Misalnya,di Indonesia Mahkamah Konstitusi (MK) menyatakan bahwa ketentuan-ketentuan yang tercantum dalam UU No. 1 Tahun 1974 tentang Perkawinan (UU Perkawinan) yang menyatakan bahwa asas perkawinan adalah monogami, dan poligami diperbolehkan dengan alasan, syarat, dan prosedur tertentu tidak bertentangan dengan ajaran islam dan hak untuk membentuk keluarga, hak untuk bebas memeluk agama dan beribadat menurut agamanya, dan hak untuk bebas dari perlakuan yang bersifat diskriminatif sebagaimana diatur dalam UUD 1945.
Untuk menyelesaikan masalah tersebut dalam mencari jalan keluanya adalah dengan cara mengkaji dan meneliti dalil-dalil yang menjelaskan tentang poligami baik dari al-Quran atau as-Sunnah dan dari para jumhur ulama yang terkenal akan ilmu dan pengalamannya, karena, ini berkaitan dengan agama bukan berkaitan dengan perasaan manusia semata. Sekalipun dari mereka yang bukan pakar hukum di bidang agama ikut serta mengomentarainya, hal itu wajar-wajar saja selama mereka tidak masuk kewilayah penentuah hukumnya.Untuk itulah bagaimana agama menjelaskan tentang poligami dengan ditinjau dari berbagi aspek, maslahat dan madorotnya.

PEMBAHASAN

A. Landasan Adanya Poligami
Dalam kamus Bahasa Inggris poligami berasal dari kata Polygamy yang artinya: Laki-laki yang mempunyai banyak istri. Sedangkan dalam kamus Bahasa Arab secara khusus tidak ada. Adapun secara umum al-Quran menjelaskan tentang poligami sebagai berikut:
“Dan jika kamu tidak akan dapat berlaku adil terhadap anak-anak yatim, maka kawinilah apa yang baik di antara wanita-wanita itu bagi kamu dua, tiga atau empat orang kemudian jika kamu takkan dapat berlaku adil maka hendaklah seorang saja atau hamba sahaya yang menjadi milikmu, yang demikianitu lebih dekat tidak berbuat aniaya”. (Q.S. an-Nisa:3).
Di antara ayat di atas ada kata-kata “ Maka kawinilah apa yang baik di antara wanita-wanita itu bagi kamu dua, tiga atau empat orang”. Dari kata-kata tersebut mengandung arti adanya boleh untuk berpoligami.

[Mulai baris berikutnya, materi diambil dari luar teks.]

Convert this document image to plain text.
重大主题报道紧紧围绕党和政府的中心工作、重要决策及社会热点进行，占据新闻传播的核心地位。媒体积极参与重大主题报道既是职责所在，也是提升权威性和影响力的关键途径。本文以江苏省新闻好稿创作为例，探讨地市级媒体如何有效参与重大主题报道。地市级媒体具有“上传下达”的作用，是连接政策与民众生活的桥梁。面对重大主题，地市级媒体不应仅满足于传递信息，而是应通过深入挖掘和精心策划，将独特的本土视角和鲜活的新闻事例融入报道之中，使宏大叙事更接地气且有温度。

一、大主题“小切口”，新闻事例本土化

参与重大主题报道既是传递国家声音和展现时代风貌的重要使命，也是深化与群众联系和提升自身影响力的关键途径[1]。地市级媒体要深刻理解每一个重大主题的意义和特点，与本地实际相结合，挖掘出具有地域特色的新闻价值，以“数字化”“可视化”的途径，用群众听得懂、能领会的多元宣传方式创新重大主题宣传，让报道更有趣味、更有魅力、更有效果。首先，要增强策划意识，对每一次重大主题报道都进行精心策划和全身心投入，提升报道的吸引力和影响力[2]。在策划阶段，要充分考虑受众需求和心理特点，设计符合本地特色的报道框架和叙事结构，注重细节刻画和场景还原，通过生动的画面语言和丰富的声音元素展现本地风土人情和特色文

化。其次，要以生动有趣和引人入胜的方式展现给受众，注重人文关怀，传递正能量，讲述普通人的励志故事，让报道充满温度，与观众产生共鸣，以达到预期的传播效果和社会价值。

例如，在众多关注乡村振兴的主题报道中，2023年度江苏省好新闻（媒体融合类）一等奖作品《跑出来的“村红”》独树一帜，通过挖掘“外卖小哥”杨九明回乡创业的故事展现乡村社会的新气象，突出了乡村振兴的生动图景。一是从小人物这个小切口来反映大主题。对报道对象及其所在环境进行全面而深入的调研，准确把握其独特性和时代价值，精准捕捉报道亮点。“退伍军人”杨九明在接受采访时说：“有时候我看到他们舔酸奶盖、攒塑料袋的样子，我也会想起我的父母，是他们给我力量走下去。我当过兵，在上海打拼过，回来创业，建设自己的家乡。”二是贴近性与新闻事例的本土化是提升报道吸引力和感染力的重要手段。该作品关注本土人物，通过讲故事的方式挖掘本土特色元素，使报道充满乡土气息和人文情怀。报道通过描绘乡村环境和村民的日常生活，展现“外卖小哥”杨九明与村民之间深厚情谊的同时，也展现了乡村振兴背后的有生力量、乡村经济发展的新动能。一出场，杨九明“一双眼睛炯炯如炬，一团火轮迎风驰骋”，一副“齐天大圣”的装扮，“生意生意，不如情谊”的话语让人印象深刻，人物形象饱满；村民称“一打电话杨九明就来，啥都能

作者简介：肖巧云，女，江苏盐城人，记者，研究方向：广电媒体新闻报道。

Namun demikian, perlu untuk diperhatika dan dipahami, bagaimanakah cara poligami yang benar, sesuai dengan maksud ayat di atas tadi, yang tidak berdasar kepada nafsu belaka atau memahami ayat tadi tidak dengan komperhensif ( menyeluruh ) yang kemudian nantinya akan salah dalam cara istimbat hukumnya, itu akan berbahaya terhadap ummat.

B. Hukum Berpoligami
Dalam tafsir Rawaiul Bayan, Muhammad ‘Aliy as-Shabuniy mengutip beberapa pendapat tentang hukum poligami di antaranya yaitu:
1. Pendapat Jumhur, bahwa perintah dalam Firman Allah SWT. Yaitu lafadz “ Fankihu “ menunjukan kepada boleh . Seperti dalam Firman Allah SWT. Yang lain “ Wa kulu wasrabu “ itu menunjukan kepada Ibahah ( boleh ).
2. Ahlu Dzahiriyah mengatakan, bahwa menikahi lebih dari satu wanita adalah wajib. Mereka mengambil dail dari dzahirnya ayat tersebut, dan mereka juga menjadikan Hujjah dari Firman Allah SWT. Yang lain yaitu, Q.S. an-Nisa: 25 yang menjelaskan “ Barangsiapa yang tidak cukup biayanya untuk mengawini wanita-wanita merdeka – maka kawinilah hamba-hamba sahaya dengan seijin majikannya “. Ayat tersebut difahami bahwa mengawini wanita lebih dari satu adalah wajib sekalipun kepada hamba sahaya dari pada tidak sama sekali.
3. Imam Fahrurroziy berpendapat tentang ayat poligami, bahwa hukum ayat tersebut maksudnya adalah meninggalkan nikah dalam bentuk ini lebih baik dari pada mengerjakannya karena hal itu menunjukan, bahwa bukanlah keutamaan sunat melakukan poligami itu, apa lagi itu difahami sebagai perbuatan wajib. Sepertinya beliau mengambil jalan tengah di antara ke dua pendapat di atas. Artinya sunat pun tidak justru meninggalkannya itu lebih baik.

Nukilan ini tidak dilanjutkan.